I have high hopes for this baby. In defiance of all previous known manufacturer/developer practices, the engineers are actually using the system themselves — in a (gasp!) wheelchair, just as if they expected it to work the way they’re designing it. Way-to-go guys!
I was happy to see Bob and Debbie Bayton at the WCD Expo, and to get another chance to look at Bob’s clever invention. Bob has taken ordinary tableware and adapted it for use by people with various grasp impairments. Two flexible metal loops attached to the flatware handles give diners the leverage and grasp needed to eat without being fed — and using flatware similar to ordinary nice tableware. Individual adjustments are easy to make, and the flatware now comes in smaller sizes, too, for children or small adults. See it all at Dining with Dignity.

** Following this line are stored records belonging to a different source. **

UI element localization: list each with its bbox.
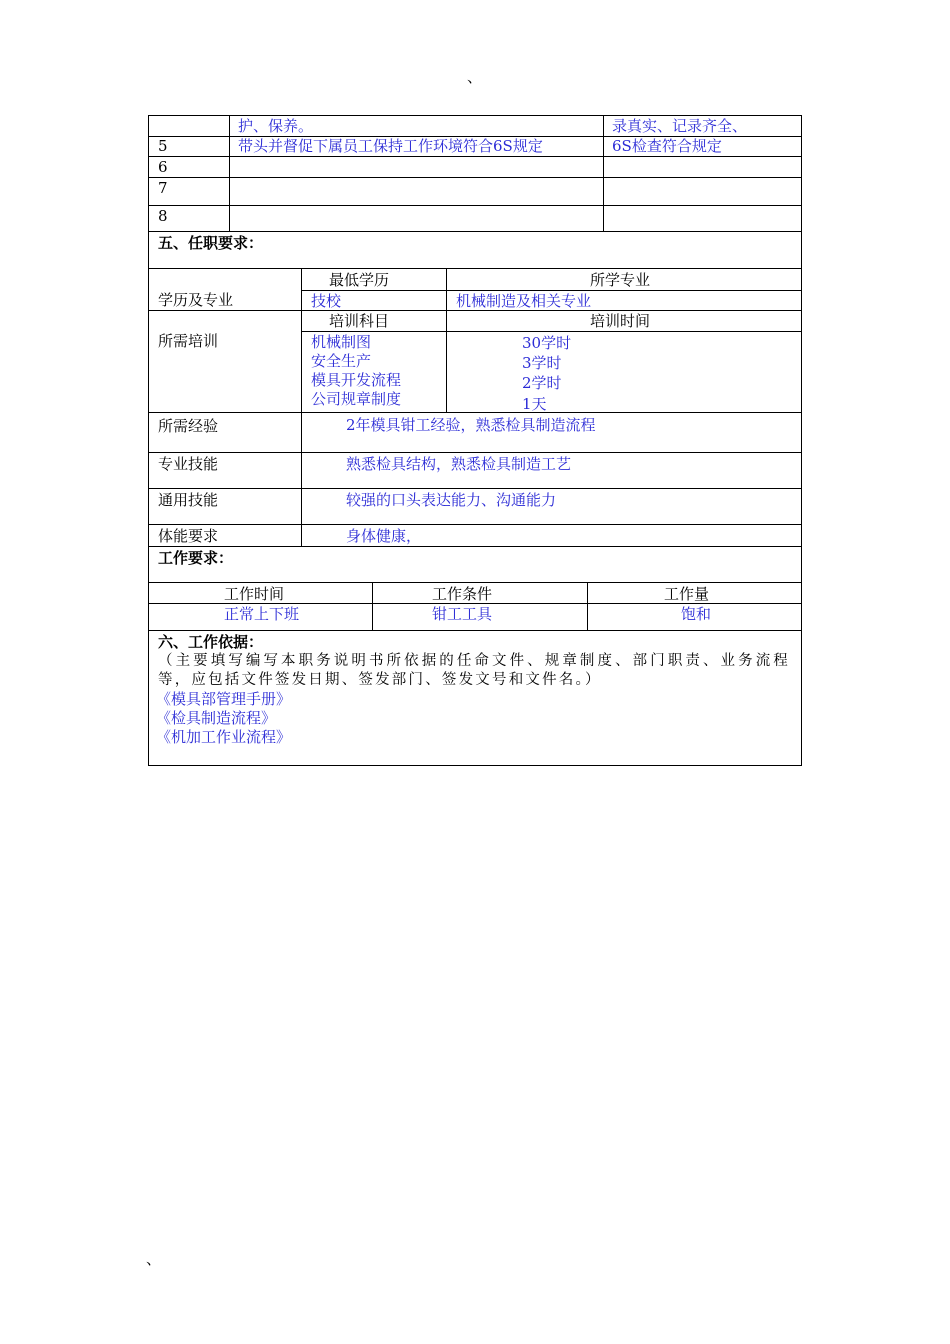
general-skills-value: 较强的口头表达能力、沟通能力 [346,491,557,509]
reference-doc: 《模具部管理手册》 [156,690,292,708]
row-divider [148,268,802,269]
training-subject: 模具开发流程 [311,371,402,389]
section5-title: 五、任职要求： [158,234,264,252]
table-border [801,115,802,766]
work-time-value: 正常上下班 [224,605,300,623]
row-divider [148,177,802,178]
row-divider [301,290,802,291]
training-label: 所需培训 [158,332,219,350]
row-divider [148,452,802,453]
education-label: 学历及专业 [158,291,234,309]
row-divider [148,582,802,583]
duty-num: 8 [158,207,168,225]
training-hours: 2学时 [522,374,562,392]
row-divider [148,231,802,232]
work-condition-header: 工作条件 [432,585,493,603]
work-condition-value: 钳工工具 [432,605,493,623]
duty-num: 5 [158,137,168,155]
duty-content: 带头并督促下属员工保持工作环境符合6S规定 [238,137,543,155]
workload-header: 工作量 [664,585,710,603]
experience-label: 所需经验 [158,417,219,435]
physical-label: 体能要求 [158,527,219,545]
row-divider [148,412,802,413]
col-divider [587,582,588,630]
duty-standard: 6S检查符合规定 [612,137,722,155]
work-time-header: 工作时间 [224,585,285,603]
training-subject: 机械制图 [311,333,372,351]
row-divider [148,524,802,525]
row-divider [148,205,802,206]
duty-num: 6 [158,158,168,176]
duty-content: 护、保养。 [238,117,314,135]
training-hours: 3学时 [522,354,562,372]
training-subject: 安全生产 [311,352,372,370]
training-time-header: 培训时间 [590,312,651,330]
section6-title: 六、工作依据： [158,633,264,651]
col-divider [603,115,604,231]
page-mark-bottom: 、 [146,1250,162,1268]
col-divider [229,115,230,231]
training-hours: 30学时 [522,334,572,352]
training-hours: 1天 [522,395,547,413]
row-divider [148,156,802,157]
section6-note: （主要填写编写本职务说明书所依据的任命文件、规章制度、部门职责、业务流程等，应包括文件签发日期、签发部门、签发文号和文件名。） [158,653,790,688]
row-divider [148,546,802,547]
professional-skills-label: 专业技能 [158,455,219,473]
duty-standard: 录真实、记录齐全、 [612,117,748,135]
row-divider [148,630,802,631]
row-divider [301,331,802,332]
min-education-value: 技校 [311,292,342,310]
major-value: 机械制造及相关专业 [456,292,592,310]
reference-doc: 《机加工作业流程》 [156,728,292,746]
table-border [148,765,802,766]
col-divider [372,582,373,630]
training-subject: 公司规章制度 [311,390,402,408]
experience-value: 2年模具钳工经验，熟悉检具制造流程 [346,416,596,434]
table-border [148,115,802,116]
physical-value: 身体健康， [346,527,422,545]
duty-num: 7 [158,179,168,197]
work-req-title: 工作要求： [158,549,234,567]
major-header: 所学专业 [590,271,651,289]
training-subject-header: 培训科目 [329,312,390,330]
professional-skills-value: 熟悉检具结构，熟悉检具制造工艺 [346,455,572,473]
row-divider [148,488,802,489]
reference-doc: 《检具制造流程》 [156,709,277,727]
table-border [148,115,149,766]
page-mark-top: 、 [467,68,483,86]
general-skills-label: 通用技能 [158,491,219,509]
workload-value: 饱和 [681,605,712,623]
min-education-header: 最低学历 [329,271,390,289]
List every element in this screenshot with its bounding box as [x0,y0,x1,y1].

Coolest existing product at the WCD Expo? Without a doubt, the Honda Element XWav wheelchair conversion. Forget the van — this SUV gets 26 MPH, and the conversion is a marvel of simple good sense. Freedom Motors had a passenger side conversion at the show. They dropped the right front floor ten inches, leaving a level floor where the front seats go, and an opening an amazing 56 inches tall.
At the WCD Expo this past fall, I tried out a new cane from Strong Arm Mobility.
The site’s designed badly with a flash screen to discourage you, but this link will get you to a description of the innovative design.
Essentially, it serves the function of a standard cane, but relying on forearm support rather than just the wrist. It’s kind of a cane/forearm crutch hybrid, without the clumsiness of a forearm crutch.